Adjancency-matrix Representation

• The adjacency matrix \(A\) is \(|V|\)-by-\(|V|\) so that \(a_{i,j} = 1\) if \((i, j)\in E\) else 0

• Requires \(O(V^2)\) space

• Preferred when graphs are reasonably small.

Implementation of Vertex/Edge Attributes

• Attributes such as adjacency list, weights can be annotated as G.Adj, G.w.

• Similar for vertice or edge attributes: u.d, (u,v).f etc.

• But how to implement these attributes in programs??

  • depends on language and algorthm needs

Breadth-First Search

• Given a graph \(G\) and a distinguished source \(s\), BFS explores the edge of \(G\) to discover every vertex that is reachable from s and return a breadth-first tree with root s that contains the shortest path from s to v for each v reachable from s.

• breadth-first: discover all vertices at distance k from s before discovering any vertices at distance k+1.

• psedocode: assuming adjacency-list representation

def BFS(G,s):
    for u in G.V:                       # Initialize all vertices --> O(V)
        u.color = WHITE                 # Mark all vertices as unexplored --> O(1)
        u.d = inifinity                 # Initialize the distance to infinity --> O(1)
        u.p = NIL                       # Initialize the parent to NIL --> O(1)
    s.color = GRAY                      # Start to explore vertice s --> O(1)
    s.d = 0                             # Set the root distance as 0 --> O(1)

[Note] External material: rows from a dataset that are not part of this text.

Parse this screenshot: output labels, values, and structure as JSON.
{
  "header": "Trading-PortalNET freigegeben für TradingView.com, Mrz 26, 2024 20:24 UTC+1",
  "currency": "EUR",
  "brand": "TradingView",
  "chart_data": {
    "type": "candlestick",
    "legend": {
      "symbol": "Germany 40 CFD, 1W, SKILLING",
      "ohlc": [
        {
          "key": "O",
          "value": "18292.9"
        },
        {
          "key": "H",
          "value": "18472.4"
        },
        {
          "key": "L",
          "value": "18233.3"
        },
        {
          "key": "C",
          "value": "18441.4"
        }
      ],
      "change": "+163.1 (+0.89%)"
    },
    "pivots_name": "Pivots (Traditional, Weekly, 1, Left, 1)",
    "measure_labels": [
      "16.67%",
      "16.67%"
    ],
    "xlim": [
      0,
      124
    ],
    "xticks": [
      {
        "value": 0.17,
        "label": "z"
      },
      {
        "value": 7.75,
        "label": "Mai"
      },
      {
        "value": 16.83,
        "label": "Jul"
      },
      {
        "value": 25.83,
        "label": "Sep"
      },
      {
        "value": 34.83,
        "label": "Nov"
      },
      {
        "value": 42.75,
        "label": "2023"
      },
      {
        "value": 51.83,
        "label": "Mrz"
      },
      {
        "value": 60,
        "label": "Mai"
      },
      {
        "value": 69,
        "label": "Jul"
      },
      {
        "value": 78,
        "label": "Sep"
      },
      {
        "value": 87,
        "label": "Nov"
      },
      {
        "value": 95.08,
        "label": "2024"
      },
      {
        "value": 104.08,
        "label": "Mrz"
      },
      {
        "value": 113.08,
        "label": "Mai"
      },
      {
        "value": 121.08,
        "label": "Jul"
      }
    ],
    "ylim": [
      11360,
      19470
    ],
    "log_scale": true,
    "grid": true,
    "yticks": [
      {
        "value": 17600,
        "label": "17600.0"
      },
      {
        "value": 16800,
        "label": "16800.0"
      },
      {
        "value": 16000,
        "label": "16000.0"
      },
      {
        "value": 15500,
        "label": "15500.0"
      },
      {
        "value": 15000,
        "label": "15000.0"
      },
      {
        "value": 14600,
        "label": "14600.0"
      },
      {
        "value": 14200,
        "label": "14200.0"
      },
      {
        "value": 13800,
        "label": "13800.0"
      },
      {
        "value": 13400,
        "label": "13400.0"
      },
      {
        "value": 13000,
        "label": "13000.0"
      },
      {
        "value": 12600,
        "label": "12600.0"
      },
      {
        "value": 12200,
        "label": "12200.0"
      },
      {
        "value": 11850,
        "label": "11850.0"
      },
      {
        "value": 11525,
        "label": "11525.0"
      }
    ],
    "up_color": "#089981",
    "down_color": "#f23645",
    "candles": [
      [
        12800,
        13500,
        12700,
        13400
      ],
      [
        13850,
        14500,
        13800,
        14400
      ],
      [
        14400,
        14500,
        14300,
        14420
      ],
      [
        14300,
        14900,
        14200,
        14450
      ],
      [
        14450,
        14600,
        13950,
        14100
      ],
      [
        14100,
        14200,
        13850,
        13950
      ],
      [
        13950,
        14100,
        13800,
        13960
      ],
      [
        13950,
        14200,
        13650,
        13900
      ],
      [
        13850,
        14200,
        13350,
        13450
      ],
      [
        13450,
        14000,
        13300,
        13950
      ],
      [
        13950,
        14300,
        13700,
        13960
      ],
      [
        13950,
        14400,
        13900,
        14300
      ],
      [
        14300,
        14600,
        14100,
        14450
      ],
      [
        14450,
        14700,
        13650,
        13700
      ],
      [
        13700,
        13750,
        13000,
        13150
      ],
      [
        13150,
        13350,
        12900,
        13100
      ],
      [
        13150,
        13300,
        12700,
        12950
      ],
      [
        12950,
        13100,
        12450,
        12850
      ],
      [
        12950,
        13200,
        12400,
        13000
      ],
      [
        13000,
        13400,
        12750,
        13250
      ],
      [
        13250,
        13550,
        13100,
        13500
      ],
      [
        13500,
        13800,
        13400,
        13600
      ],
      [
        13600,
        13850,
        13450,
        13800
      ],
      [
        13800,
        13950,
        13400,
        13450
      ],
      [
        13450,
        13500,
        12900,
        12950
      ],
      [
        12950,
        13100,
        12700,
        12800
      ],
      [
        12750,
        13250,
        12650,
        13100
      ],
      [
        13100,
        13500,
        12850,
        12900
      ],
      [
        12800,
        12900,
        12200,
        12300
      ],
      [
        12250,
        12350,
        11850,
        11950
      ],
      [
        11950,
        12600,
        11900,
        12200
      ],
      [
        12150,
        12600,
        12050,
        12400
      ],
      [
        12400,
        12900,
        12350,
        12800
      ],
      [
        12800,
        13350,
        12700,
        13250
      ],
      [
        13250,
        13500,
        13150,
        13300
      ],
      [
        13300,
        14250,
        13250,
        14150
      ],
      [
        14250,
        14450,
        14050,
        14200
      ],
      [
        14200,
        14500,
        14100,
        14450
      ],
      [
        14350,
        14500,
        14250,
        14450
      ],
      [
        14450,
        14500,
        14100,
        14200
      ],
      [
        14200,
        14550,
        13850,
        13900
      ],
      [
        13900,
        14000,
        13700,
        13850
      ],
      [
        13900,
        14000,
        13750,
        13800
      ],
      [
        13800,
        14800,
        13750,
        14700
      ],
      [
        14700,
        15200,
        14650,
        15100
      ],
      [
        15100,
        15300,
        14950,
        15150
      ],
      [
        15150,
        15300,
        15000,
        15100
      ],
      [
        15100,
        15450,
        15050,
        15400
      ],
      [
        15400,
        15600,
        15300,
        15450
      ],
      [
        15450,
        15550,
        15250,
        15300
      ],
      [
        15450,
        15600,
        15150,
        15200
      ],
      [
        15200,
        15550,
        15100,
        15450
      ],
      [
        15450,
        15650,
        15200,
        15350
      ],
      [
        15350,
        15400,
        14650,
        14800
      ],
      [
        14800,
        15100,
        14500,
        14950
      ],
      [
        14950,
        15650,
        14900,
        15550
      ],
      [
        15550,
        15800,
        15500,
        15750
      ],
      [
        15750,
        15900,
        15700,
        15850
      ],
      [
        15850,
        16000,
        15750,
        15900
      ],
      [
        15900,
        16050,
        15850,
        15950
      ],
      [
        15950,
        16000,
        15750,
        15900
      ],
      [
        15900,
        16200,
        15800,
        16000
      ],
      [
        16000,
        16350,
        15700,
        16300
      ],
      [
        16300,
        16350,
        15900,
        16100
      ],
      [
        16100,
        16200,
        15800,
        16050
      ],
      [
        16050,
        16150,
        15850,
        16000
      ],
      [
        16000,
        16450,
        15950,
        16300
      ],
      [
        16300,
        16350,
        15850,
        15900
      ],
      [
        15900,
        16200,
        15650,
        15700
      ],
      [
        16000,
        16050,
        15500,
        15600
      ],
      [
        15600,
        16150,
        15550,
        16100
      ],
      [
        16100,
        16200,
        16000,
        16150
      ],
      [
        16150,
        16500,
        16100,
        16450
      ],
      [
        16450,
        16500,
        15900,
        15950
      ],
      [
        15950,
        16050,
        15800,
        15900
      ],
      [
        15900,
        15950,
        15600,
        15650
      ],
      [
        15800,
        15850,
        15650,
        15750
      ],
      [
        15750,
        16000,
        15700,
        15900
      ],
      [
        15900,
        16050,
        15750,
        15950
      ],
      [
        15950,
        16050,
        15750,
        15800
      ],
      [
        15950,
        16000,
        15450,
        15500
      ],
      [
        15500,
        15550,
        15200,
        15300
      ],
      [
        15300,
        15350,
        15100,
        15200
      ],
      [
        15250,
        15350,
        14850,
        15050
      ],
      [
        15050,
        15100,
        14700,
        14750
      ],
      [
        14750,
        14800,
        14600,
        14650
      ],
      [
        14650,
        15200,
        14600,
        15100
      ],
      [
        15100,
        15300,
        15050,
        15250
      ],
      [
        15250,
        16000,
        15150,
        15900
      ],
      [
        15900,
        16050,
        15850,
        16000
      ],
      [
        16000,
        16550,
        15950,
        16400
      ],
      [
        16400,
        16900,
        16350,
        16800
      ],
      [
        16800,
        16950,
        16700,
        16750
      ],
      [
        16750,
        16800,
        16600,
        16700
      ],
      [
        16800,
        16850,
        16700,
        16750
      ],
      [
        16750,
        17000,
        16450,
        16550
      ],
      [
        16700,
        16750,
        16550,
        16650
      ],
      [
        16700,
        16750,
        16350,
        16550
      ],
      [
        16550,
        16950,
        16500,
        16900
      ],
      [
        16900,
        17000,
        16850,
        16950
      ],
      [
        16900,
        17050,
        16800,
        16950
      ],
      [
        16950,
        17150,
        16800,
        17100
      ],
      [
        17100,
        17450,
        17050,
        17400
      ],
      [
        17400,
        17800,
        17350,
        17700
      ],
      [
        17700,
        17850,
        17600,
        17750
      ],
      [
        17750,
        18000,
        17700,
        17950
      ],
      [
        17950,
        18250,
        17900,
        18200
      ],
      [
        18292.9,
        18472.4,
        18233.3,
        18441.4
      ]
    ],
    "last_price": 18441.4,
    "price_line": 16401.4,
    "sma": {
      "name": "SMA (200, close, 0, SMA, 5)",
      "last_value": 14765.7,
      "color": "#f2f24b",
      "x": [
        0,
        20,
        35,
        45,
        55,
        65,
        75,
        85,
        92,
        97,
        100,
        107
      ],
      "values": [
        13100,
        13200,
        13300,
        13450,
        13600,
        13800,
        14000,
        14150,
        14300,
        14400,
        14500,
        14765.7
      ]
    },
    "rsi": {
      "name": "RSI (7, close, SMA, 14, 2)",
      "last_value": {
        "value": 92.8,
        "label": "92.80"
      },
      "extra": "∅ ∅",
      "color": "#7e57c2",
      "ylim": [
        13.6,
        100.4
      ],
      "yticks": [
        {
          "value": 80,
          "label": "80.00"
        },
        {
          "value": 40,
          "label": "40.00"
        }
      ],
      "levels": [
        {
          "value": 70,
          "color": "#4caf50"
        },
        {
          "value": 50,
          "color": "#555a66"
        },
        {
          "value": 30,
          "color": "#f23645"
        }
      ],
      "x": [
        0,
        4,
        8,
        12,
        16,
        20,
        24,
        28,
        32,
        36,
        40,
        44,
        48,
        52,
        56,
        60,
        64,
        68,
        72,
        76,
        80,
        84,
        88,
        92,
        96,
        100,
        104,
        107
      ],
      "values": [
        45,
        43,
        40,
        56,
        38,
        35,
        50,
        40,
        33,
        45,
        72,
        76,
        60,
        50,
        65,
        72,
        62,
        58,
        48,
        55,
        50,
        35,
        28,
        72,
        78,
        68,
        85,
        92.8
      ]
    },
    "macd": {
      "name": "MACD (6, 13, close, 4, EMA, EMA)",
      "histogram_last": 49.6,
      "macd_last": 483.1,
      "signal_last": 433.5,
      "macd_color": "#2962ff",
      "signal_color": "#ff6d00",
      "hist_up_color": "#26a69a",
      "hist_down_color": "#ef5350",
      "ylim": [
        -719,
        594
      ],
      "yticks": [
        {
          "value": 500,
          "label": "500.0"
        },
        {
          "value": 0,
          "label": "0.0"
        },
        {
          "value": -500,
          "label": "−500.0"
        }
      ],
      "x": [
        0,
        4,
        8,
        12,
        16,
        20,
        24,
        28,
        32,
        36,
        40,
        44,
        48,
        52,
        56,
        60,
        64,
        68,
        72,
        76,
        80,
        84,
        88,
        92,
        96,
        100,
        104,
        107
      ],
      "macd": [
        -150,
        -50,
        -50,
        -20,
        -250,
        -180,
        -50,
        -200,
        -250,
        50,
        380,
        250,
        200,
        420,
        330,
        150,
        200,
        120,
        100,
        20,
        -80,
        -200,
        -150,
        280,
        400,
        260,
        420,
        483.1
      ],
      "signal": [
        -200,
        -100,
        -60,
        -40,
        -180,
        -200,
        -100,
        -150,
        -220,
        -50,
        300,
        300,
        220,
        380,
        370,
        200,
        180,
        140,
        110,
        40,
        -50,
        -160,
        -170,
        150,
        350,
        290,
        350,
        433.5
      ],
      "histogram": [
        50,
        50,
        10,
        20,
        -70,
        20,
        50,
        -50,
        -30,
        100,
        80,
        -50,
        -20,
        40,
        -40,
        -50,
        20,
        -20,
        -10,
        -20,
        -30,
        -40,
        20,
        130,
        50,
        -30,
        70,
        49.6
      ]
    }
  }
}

    Q = []                              # Initialze a queue to store Gray vertices --> O(1)
    enqueue(Q, s)                       # Put root s in the queue --> O(1)
    while Q != []:                      
        u = dequeue(Q)                  # Dequeue Q to explore the first vertice u in the queue --> O(1)
        for v in G.Adj[u]:              # Explore adjacenct list of u --> O(E)
            if v.color == WHITE:        # If v is unexplored yet, add to the queue for exploring
                v.d = u.d + 1           # Update distance of v
                v.color == GRAY         # Mark vertice as exploring
                v.p = u                 # Set parent vertice
                queue(Q, v)             # Add vertice to queue for future exploring
        u.color = BLACK                 # Finish exploration of u and mark

Shortest Path

• After running BFS on a graph, we can get all the shortest paths from s to any reachable vertice v as a breadth-first tree

• How to obtain the shortest path from s to v??

  • run BFS on G

  • recursively check the parent of v until reach s

def shortest_path(G,s,v):
    if v==s:
        return s
    elif v.p == NIL
        print("No path from s to v exists")
    else:
        shortest_path(G, s, v.p)